Greta Johansson was 17 years old when she competed in the 1912 Stockholm Olympics. She entered three events. She competed against several Swedes in the 100 meter freestyle and they were all knocked out in their first attempt. Greta Johansson was also part of the 4x100 meter Swedish relay team. Only four teams entered the event and Sweden finished in fourth place. Greta Johansson’s greatest triumph was in the high dive. The final starting lineup comprised 13 competitors, 12 of which were Swedish. As John Lönnegren has written in the contemporary book Den Femte Olympiaden, Greta Johansson “excelled herself as usual with her beautiful style and excellent body position”. All the judges awarded her first place and her success was masterful. According to Erik Bergvall, in the book Olympiska Spelen 1912, “With regard to elegance and eye-catching travel through the air, no-one surpassed Greta Johansson, she exceeded all of her competitors in her Olympic triumph.” Lisa Regnell, Greta Johansson’s former trainer, won the silver medal.

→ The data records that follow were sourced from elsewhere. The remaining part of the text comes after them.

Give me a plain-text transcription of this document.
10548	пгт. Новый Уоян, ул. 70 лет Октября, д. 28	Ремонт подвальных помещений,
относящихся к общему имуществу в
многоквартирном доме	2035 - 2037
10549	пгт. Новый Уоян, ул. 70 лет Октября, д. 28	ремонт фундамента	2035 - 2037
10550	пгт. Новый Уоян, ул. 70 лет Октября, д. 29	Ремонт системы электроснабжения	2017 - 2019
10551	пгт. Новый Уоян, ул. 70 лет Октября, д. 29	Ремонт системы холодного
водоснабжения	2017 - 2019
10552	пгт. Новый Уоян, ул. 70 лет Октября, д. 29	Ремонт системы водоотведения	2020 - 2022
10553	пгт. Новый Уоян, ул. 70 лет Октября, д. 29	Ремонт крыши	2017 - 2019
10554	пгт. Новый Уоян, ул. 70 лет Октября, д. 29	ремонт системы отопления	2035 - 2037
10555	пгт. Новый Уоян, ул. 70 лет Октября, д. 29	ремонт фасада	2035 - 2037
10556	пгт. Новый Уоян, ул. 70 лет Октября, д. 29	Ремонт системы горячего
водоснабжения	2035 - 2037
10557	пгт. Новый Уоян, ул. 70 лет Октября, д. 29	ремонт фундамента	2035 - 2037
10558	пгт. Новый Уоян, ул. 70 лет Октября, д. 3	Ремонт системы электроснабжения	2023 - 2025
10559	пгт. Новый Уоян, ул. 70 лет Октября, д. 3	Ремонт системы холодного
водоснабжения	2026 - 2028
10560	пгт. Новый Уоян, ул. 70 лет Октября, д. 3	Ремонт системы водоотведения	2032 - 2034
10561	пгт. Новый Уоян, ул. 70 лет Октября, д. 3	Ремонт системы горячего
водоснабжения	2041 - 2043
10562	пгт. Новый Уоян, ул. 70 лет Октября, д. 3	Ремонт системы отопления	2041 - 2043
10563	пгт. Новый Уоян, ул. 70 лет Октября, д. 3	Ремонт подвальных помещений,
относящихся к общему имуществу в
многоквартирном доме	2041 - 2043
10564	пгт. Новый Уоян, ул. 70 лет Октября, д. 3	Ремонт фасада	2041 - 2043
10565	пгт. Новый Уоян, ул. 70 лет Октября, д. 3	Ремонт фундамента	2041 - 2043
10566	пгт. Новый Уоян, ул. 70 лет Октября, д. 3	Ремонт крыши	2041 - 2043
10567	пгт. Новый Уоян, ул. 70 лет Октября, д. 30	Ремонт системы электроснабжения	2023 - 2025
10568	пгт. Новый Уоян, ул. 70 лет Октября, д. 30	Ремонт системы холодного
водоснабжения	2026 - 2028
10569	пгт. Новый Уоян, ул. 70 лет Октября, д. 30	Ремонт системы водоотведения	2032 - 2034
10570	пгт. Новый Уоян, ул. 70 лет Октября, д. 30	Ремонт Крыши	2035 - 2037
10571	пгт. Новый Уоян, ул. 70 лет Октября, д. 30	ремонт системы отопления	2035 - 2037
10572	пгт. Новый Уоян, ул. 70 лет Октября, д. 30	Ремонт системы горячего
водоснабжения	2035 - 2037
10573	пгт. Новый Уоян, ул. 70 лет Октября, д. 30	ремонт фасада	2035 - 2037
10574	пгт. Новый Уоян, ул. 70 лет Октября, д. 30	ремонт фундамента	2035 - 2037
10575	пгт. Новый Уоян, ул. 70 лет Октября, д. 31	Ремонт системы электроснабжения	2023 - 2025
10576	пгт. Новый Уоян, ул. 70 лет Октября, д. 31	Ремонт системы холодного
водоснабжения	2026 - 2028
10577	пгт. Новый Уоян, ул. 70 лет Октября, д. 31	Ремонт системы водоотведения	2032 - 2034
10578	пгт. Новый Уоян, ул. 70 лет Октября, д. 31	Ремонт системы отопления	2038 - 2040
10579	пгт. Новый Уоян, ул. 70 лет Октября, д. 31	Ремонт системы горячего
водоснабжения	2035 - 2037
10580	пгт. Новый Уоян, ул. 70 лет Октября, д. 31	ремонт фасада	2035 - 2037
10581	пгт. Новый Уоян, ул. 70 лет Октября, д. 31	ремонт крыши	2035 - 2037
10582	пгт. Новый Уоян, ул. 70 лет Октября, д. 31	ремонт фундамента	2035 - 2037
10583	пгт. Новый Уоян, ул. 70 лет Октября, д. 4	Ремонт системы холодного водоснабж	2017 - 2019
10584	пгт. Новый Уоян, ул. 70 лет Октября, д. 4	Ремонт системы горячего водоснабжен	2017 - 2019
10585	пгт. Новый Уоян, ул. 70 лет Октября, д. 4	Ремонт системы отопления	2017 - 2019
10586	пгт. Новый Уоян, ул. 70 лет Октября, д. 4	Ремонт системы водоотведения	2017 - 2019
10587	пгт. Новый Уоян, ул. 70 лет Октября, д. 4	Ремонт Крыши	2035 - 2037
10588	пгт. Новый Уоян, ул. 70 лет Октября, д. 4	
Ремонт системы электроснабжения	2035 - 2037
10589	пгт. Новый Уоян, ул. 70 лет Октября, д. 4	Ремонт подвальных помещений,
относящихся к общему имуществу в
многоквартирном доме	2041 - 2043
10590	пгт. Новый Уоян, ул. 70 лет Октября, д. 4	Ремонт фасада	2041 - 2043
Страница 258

Greta Johansson’s competitive career was a brief one. She met fellow diver Ernst Brandsten in Stockholm, who after a short stay in the USA had returned home and was competing for SK Neptun. They became a couple. In 1913 they emigrated and made their way to the USA, drawn by their colleague and 1908 Olympic medallist Arvid “Sparven” Spångberg, who had been working in America as a swimming coach for the New York Athletic Club since 1910. The Brandsten-Johansson couple settled in Palo Alto, just outside San Francisco. Ernst Brandsten, with the support of his wife, became an instructor and main diving coach at Stanford university. In a few years’ time Ernst Brandsten and Greta Johansson turned the USA into world-leaders with regard to diving. Ernst Brandsten served as the coach for the winning US male divers at several Olympic games from 1920 onwards. He is often regarded by historians as “the father of American diving”. When Greta Johansson became the first woman elected into the International Swimming Hall of Fame in 1973 it was in recognition of the extraordinary contribution that she and her husband had made for American swimming.
Greta Johansson died in 1978 in San Mateo, California.